Я с жалостью смотрел, как она волочет из трюма тяжелые пулеметы конструкции Калашникова с ленточной подачей боепитания (у каждого под цевьем был прикреплен металлический контейнер с лентами), устанавливает их на носу. Потом притащила в рубку пару АКСУ, несколько подсумков с запасными магазинами, десяток лимонок в специально приспособленном «сундучке». Два ножа армейского образца (устаревших моделей) в обтрепанных кожаных ножнах.

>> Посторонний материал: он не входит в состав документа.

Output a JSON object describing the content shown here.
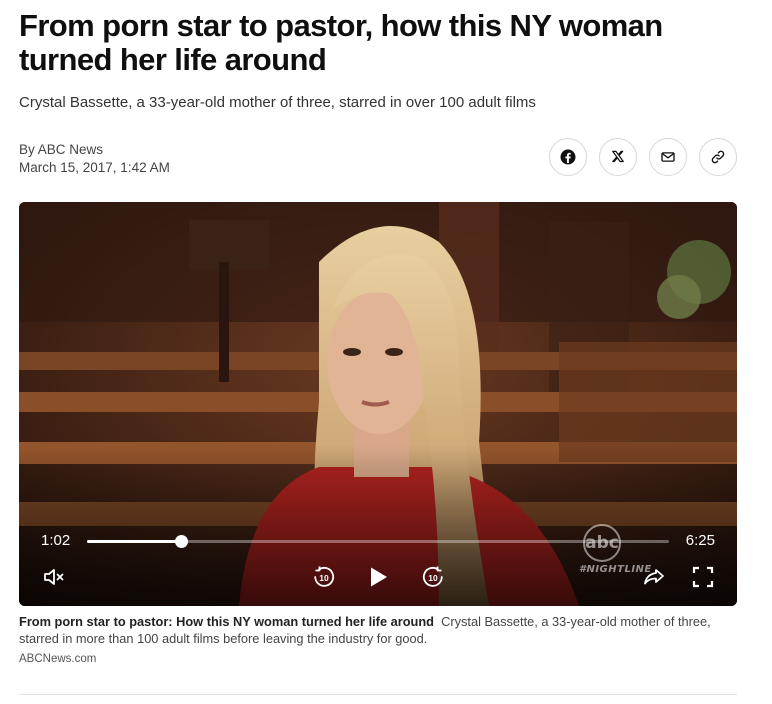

– В трюме есть еще какое-то оружие, – отдышавшись, сообщила она, – но, думаю, хватит. Есть продукты – вяленая рыба и несколько банок тушенки, есть несколько упаковок тетрациклина, спички. Тоже нести?

– Неси.

– То есть ты уверен, что в море мы этих ублюдков не догоним? – у Ольги дрогнул голос, и глаза подернулись тоскливой поволокой.

Я молчал. Она не подвергала меня испепеляющей критике, понимала, что я выжимаю из корыта всё. Ощущение сокращающейся дистанции оказалось ложным. Кормовые огни не приближались. Я должен был сделать все возможное, чтобы они не стали отдаляться. Тоскливые предчувствия забирались в душу. Интуиция упорно намекала, что на свой благословенный остров мы не вернемся ни сегодня, ни завтра…


Несколько раз возникало чувство, что мы плывем в гору. Это был абсурд, но иллюзия работала идеально. Вода становилась вязкой, картинка перед глазами приближалась под углом – как будто мы находились у подножия холма, который предстояло покорить. С холма обрушивались волны, суденышко вздымалось, падало, носовую часть захлестывало. Несколько раз я терял из вида бортовые огни неприятеля, впадал в панику. Мы с Ольгой до «катаракты» в глазах всматривались в непрозрачную муть, кричали от радости, когда засекали огонек. А те словно издевались – практически всю ночь держались на одном и том же удалении! Мы мерзли, хлопали себя по плечам, чтобы согреться, и черной завистью завидовали Молчуну, который скорчился под приборной панелью и не испытывал неудобств. Не оставалось даже тени сомнений: этой ночью мы домой не вернемся. Но я пока не нервничал. Координаты острова я, в принципе, знал, а если кто-то там вздумает без нас поселиться, то это будет его главной и последней ошибкой в жизни! Несколько часов мы не смыкали глаз. Потом волнами стал набрасываться сон. Море успокоилось, грузные волны уже не вздымались. Ольга вздремнула пару часов под ворохом мешковины, а потом и я рискнул доверить ей штурвал, тоже отключился, взяв с нее слово будить меня при первой же опасности.